Santorini Adası'nda bulunan zeytin yaprağı fosilinin yaşının milattan önce 39.000 yıl öncesine kadar gittiği tespit edilmiştir. Oldukça narin olması, yavaş ve zahmetli büyümesine rağmen zeytin ağacı, ortalama 300 - 4000 yıllık ömrü olması nedeniyle “ölümsüz ağaç” olarak adlandırılmaktadır.
Akdeniz ve Ege bölgesi iklimleri gereği zeytin üretimine en elverişli topraklara sahip olduğu için zeytinyağı üretiminde ilk sıralarda yer almaktadır. Yaklaşık 13 milyon ton olan dünya zeytin üretiminin %86’sı 6 tipik Akdeniz ülkesinde yoğunlaşması dikkat çeken önemli bir ayrıntıdır. Sırasıyla üretimin %26’sı İspanya, %23’ü İtalya, %15’i Yunanistan, %9’u Türkiye tarafından sağlanmaktadır.

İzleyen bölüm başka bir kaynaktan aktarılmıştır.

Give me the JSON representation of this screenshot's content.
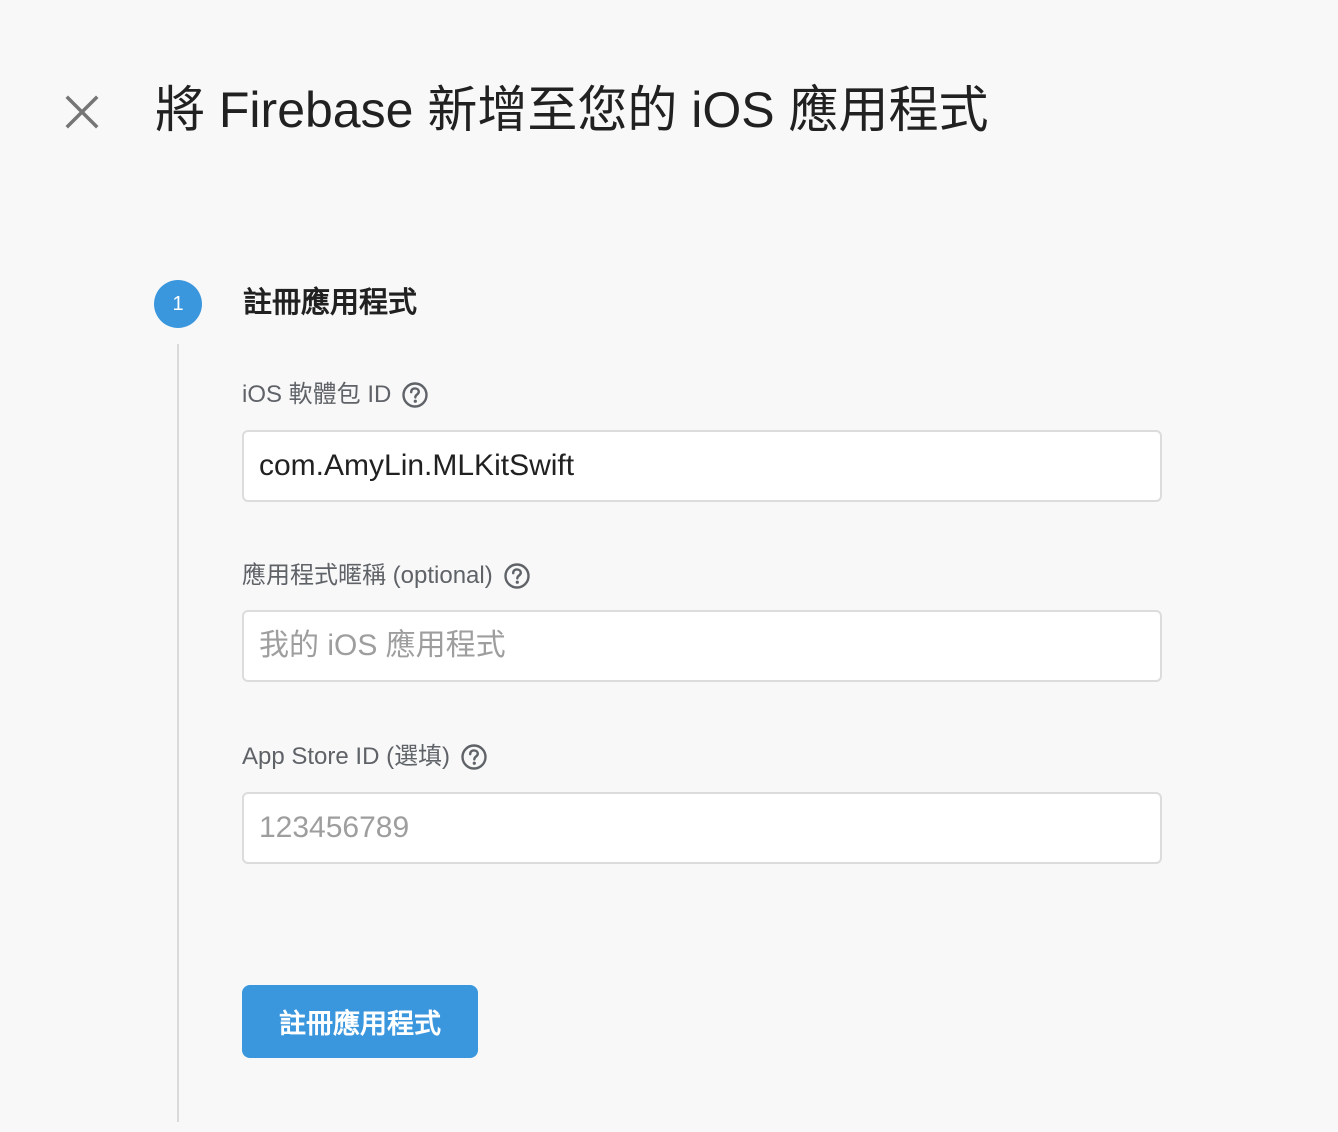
{
  "header": {
    "close_icon": "close-icon",
    "title": "將 Firebase 新增至您的 iOS 應用程式"
  },
  "step": {
    "number": "1",
    "title": "註冊應用程式"
  },
  "fields": {
    "bundle_id": {
      "label": "iOS 軟體包 ID",
      "help_icon": "help-icon",
      "value": "com.AmyLin.MLKitSwift",
      "placeholder": ""
    },
    "nickname": {
      "label": "應用程式暱稱 (optional)",
      "help_icon": "help-icon",
      "value": "",
      "placeholder": "我的 iOS 應用程式"
    },
    "app_store_id": {
      "label": "App Store ID (選填)",
      "help_icon": "help-icon",
      "value": "",
      "placeholder": "123456789"
    }
  },
  "actions": {
    "register_label": "註冊應用程式"
  },
  "colors": {
    "accent": "#3a96dd",
    "background": "#f8f8f8",
    "input_border": "#dcdcdc"
  }
}
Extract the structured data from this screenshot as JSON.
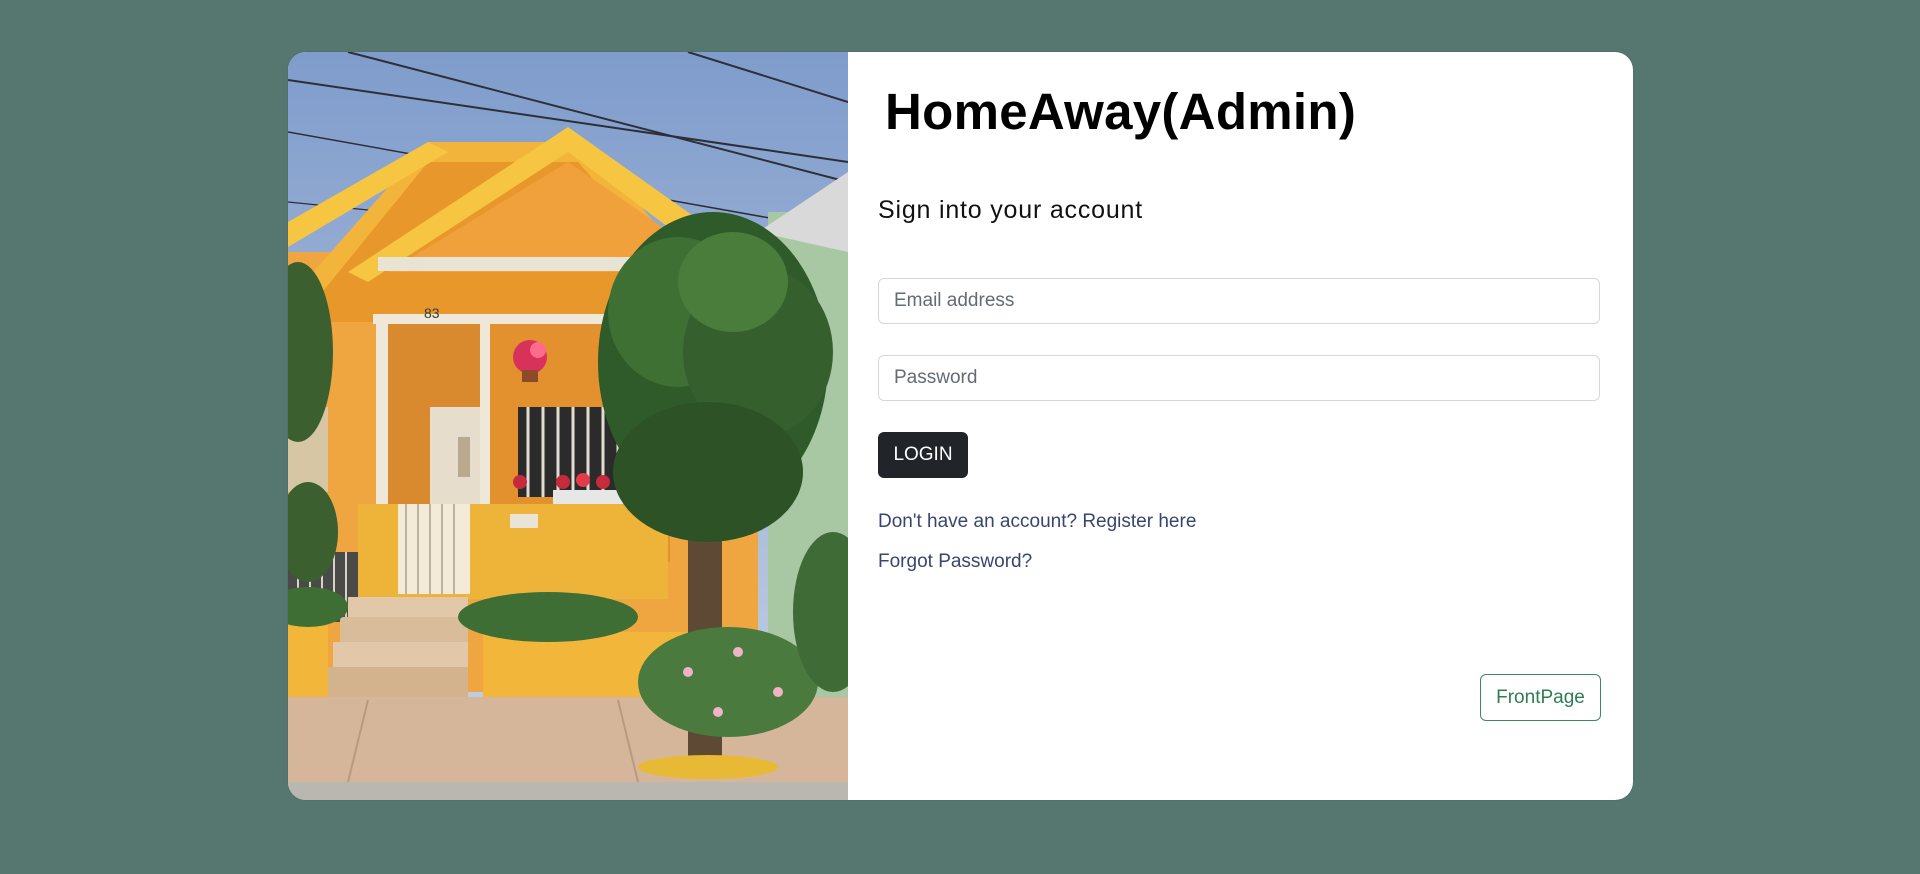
{
  "app": {
    "title": "HomeAway(Admin)"
  },
  "form": {
    "heading": "Sign into your account",
    "email_placeholder": "Email address",
    "password_placeholder": "Password",
    "login_label": "LOGIN",
    "register_text": "Don't have an account? Register here",
    "forgot_text": "Forgot Password?"
  },
  "footer": {
    "frontpage_label": "FrontPage"
  },
  "image": {
    "house_number": "83"
  },
  "colors": {
    "page_background": "#557770",
    "card_background": "#ffffff",
    "login_button": "#212529",
    "link": "#39456e",
    "frontpage_accent": "#2f7d54"
  },
  "icons": {
    "photo": "house-photo"
  }
}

Ülke bazında zeytinyağı tüketim oranlarını inceleyecek olursak; Yunanistan yaşanan büyük düşüşlere rağmen hala lider durumunda bulunmaktadır. Yunanistan’da yıllık kişi başı zeytinyağı tüketimi 21 kiloyken, İspanya’da 13 kilo, İtalya’da 11.5 kilodur. Türkiye’de zeytinyağı tüketimi konusunda son yıllarda önemli bir artış olmasına rağmen kişi başı tüketim yalnızca 2.1 kiloyla sınırlı kalmaktadır. Lübnan, Ürdün ve Tunus’ta kişi başı tüketimin 3 kilonun üzerinde olduğunu göz önünde bulundurursak bu oran oldukça azdır.
Peki, Türk mutfağında “Zeytinyağlı Yemekler” ayrı bir kategoride sınıflandırırken; İnsanlık tarihinde zeytinyağı üretilen ana toprakların üzerinde yaşıyorken; böylesi bir iksirin, sağlık açısından ne kadar büyük bir önemi olduğunu biliyorken neden yeterince zeytinyağı tüketmiyoruz?
Unutulmamalıdır ki zeytinyağı tek başına bile tüketilebilen bir şifa kaynağıdır. Ayrıca, Türk kültüründe en uzun geçmişe sahip olan en sağlıklı yağ zeytinyağıdır.